If you are supposed to return 0 from main, and EXIT_SUCCESS is "implementation defined", and it literally says that it is not required to be 0, then what is the point of it if you can't rely on it being the correct value?

You are in no way required to return 0 from the initial call to main() , nor (equivalently) to call exit(0) . If you terminate that way then the execution environment will be notified that the termination was successful, by that program's measure of success. As a separate matter , if you terminate by returning EXIT_SUCCESS from the initial call to main() or by calling exit(EXIT_SUCCESS) then in that case too, the execution environment will be notified that the termination was successful, regardless of the value to which EXIT_SUCCESS expands.

Am I missing something?

You are missing at least that

  • You can rely on a conforming C implementation to behave the way the spec says it does.

  • From the perspective of the language spec, the consumer of the program's exit code is the C language implementation, not the execution environment. It is C's responsibility to respond to the program's exit code in a manner appropriate to its execution environment.

  • there may be more than one exit code that indicates success to a particular C implementation. On the flip side, the significance of exit codes other than 0, EXIT_SUCCESS , and EXIT_FAILURE is not defined by C: such codes are not required (by C) to indicate failure conditions.

For all of those reasons, your conclusion that "you can't rely on [ EXIT_SUCCESS ] being the correct value" is completely unfounded. On the contrary, you absolutely can rely on EXIT_SUCCESS being a correct value.

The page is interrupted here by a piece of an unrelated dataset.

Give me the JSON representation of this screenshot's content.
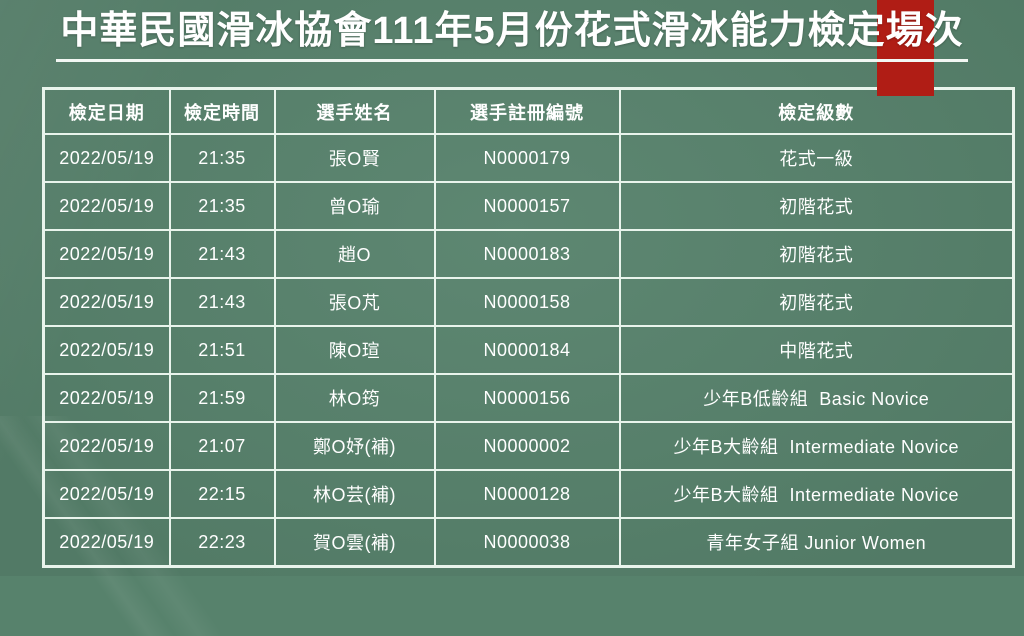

I suspect that your view is being influenced by details of particular C implementations and host environments with which you are familiar. To understand C (or any programming language) semantics, it helps to distinguish carefully between the requirements and behavioral guarantees of the language itself on one hand, and those of the execution environment on the other. For one thing, your programs' portability is improved by relying only on the former inasmuch as that is possible.